🤖 AI Summary
This work addresses the limited generalization of existing large language model (LLM)-based approaches to automatic heuristic discovery, which rely on static evaluation and are prone to overfitting under distributional shift. To overcome this, we propose the Algorithm Space Response Oracles (ASRO) framework, which uniquely integrates game theory with LLM-driven heuristic search by modeling heuristic discovery as a program-level co-evolution between a solver and an instance generator. Within a zero-sum game formulation, ASRO employs the LLM as an optimal-response oracle and dynamically constructs adversarial training curricula through mixed-strategy iterations over evolving strategy pools for both players. Evaluated across multiple combinatorial optimization tasks, ASRO substantially outperforms static-training baselines, demonstrating superior generalization and robustness both in-distribution and out-of-distribution.
📝 Abstract
Large language models (LLMs) have enabled rapid progress in automatic heuristic discovery (AHD), yet most existing methods are predominantly limited by static evaluation against fixed instance distributions, leading to potential overfitting and poor generalization under distributional shifts.

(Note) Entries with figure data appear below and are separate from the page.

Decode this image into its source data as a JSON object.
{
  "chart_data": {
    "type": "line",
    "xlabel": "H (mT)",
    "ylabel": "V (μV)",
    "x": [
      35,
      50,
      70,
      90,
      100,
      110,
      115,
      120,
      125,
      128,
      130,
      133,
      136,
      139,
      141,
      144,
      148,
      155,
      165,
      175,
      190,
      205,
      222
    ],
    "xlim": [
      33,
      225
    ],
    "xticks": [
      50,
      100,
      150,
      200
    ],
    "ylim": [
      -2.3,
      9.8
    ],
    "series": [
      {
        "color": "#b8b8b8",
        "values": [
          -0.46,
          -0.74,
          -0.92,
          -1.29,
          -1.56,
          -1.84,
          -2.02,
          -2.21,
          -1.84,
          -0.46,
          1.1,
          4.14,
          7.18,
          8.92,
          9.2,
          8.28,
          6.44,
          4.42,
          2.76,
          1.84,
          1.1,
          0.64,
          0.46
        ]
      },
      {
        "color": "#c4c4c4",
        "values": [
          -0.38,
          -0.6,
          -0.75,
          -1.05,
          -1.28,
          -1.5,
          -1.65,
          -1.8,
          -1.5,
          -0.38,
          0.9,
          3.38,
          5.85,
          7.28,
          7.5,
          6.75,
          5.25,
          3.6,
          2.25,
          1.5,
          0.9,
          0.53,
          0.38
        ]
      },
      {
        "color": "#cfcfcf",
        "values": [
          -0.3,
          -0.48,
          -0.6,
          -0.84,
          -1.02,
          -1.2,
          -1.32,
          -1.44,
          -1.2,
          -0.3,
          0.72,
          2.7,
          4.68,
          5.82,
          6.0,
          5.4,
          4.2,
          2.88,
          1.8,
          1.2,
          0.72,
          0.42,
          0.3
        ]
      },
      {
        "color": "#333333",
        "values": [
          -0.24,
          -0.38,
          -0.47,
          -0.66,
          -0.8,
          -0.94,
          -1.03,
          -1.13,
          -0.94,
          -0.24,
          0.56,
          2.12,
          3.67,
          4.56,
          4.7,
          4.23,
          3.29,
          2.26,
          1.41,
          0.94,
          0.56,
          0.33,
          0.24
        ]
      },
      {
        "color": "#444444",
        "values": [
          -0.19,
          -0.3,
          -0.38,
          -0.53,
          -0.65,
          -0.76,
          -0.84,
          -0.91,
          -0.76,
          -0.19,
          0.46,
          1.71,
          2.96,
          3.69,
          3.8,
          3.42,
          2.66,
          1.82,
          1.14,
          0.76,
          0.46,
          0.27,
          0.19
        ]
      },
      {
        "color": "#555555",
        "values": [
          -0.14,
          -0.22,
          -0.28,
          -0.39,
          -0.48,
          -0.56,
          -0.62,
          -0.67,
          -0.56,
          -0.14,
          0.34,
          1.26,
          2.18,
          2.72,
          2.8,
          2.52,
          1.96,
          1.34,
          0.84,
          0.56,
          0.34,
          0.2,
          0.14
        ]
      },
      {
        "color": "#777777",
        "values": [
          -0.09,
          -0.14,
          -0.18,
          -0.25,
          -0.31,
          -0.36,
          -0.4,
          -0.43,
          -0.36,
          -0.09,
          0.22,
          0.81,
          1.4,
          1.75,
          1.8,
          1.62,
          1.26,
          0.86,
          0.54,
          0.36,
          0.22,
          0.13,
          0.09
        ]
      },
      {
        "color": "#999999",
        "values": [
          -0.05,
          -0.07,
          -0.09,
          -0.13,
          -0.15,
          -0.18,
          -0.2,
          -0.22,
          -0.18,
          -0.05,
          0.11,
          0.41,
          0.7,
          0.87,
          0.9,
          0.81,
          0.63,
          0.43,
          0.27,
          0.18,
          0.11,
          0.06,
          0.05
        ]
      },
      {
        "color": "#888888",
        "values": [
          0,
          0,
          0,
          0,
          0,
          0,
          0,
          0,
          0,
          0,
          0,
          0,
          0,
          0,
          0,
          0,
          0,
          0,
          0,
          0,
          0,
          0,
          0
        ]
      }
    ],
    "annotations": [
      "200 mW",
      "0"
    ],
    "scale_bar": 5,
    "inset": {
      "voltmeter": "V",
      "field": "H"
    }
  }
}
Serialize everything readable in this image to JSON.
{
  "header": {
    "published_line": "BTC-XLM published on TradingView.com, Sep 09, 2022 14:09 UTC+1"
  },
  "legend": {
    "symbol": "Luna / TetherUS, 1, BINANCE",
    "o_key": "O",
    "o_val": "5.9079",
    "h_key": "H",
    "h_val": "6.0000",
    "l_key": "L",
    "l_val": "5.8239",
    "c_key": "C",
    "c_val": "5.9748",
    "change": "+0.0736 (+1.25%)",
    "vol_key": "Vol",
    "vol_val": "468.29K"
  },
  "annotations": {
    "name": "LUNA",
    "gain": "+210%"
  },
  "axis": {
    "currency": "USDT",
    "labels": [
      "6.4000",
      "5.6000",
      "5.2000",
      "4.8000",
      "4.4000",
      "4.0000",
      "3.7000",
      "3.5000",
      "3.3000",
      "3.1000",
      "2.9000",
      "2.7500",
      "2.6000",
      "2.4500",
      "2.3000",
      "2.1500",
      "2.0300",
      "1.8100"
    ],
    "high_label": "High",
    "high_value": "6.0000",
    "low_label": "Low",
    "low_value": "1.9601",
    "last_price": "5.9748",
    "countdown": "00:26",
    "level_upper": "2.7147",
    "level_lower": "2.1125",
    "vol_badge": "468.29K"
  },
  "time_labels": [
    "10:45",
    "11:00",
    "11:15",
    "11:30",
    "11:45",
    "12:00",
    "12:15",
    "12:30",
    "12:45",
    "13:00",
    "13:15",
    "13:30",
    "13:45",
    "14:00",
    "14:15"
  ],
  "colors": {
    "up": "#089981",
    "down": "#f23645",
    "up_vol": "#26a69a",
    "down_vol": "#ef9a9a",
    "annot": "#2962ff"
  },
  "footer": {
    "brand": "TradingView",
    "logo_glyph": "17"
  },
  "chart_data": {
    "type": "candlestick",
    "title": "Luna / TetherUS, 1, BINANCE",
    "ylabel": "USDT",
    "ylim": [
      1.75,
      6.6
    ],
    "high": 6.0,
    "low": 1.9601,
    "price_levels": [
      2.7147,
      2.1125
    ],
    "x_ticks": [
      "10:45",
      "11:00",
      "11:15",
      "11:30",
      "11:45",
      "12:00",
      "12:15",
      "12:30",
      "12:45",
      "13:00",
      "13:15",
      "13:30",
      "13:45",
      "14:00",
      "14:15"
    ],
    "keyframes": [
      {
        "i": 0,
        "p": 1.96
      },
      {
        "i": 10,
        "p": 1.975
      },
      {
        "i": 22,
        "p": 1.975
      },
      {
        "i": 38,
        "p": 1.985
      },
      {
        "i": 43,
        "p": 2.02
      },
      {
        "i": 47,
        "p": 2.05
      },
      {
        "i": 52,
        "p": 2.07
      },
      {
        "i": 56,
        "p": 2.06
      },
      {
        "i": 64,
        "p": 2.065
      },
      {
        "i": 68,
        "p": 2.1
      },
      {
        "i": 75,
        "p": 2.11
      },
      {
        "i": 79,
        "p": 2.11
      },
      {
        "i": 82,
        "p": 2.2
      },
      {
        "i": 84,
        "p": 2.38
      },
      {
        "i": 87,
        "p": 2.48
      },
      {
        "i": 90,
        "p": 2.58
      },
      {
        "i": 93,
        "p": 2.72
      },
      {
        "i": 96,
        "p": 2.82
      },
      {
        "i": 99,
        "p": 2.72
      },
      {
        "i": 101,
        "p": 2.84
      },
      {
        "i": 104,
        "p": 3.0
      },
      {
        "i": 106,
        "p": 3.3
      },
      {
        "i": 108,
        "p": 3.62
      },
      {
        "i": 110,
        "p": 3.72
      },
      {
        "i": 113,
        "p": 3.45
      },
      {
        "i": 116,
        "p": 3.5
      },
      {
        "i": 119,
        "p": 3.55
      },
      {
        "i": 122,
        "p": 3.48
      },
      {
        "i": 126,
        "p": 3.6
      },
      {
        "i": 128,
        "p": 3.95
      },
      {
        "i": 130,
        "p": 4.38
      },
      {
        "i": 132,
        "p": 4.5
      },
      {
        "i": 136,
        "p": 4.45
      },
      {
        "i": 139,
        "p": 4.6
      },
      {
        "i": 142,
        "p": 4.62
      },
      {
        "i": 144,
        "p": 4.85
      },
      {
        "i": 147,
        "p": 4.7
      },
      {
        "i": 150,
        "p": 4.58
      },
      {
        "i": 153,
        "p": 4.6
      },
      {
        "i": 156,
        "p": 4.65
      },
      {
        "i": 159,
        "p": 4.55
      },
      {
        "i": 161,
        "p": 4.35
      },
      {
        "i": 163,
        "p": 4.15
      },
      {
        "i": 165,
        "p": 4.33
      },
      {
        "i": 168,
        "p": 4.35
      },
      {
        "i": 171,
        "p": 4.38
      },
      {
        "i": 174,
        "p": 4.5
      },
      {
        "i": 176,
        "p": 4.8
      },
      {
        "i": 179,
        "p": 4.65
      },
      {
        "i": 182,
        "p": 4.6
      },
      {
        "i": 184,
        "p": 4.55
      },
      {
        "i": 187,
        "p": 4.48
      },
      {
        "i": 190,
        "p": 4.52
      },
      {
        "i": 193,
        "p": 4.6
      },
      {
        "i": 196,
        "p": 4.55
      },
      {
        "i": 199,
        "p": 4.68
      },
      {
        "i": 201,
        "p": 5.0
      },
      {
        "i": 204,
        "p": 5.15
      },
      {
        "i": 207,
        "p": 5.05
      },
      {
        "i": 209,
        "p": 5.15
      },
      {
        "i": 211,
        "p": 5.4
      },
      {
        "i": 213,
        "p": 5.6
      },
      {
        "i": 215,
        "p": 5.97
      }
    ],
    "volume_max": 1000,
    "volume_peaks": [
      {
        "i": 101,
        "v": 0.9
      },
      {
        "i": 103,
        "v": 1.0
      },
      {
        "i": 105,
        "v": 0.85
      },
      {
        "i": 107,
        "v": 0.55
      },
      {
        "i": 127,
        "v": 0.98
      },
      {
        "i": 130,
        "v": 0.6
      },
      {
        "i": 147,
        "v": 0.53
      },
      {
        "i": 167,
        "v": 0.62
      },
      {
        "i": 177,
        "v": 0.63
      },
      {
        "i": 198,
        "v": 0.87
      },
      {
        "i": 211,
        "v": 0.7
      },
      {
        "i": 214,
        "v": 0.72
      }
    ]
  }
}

We propose Algorithm Space Response Oracles (ASRO), a game-theoretic framework that reframes heuristic discovery as a program level co-evolution between solver and instance generator. ASRO models their interaction as a two-player zero-sum game, maintains growing strategy pools on both sides, and iteratively expands them via LLM-based best-response oracles against mixed opponent meta-strategies, thereby replacing static evaluation with an adaptive, self-generated curriculum. Across multiple combinatorial optimization domains, ASRO consistently outperforms static-training AHD baselines built on the same program search mechanisms, achieving substantially improved generalization and robustness on diverse and out-of-distribution instances.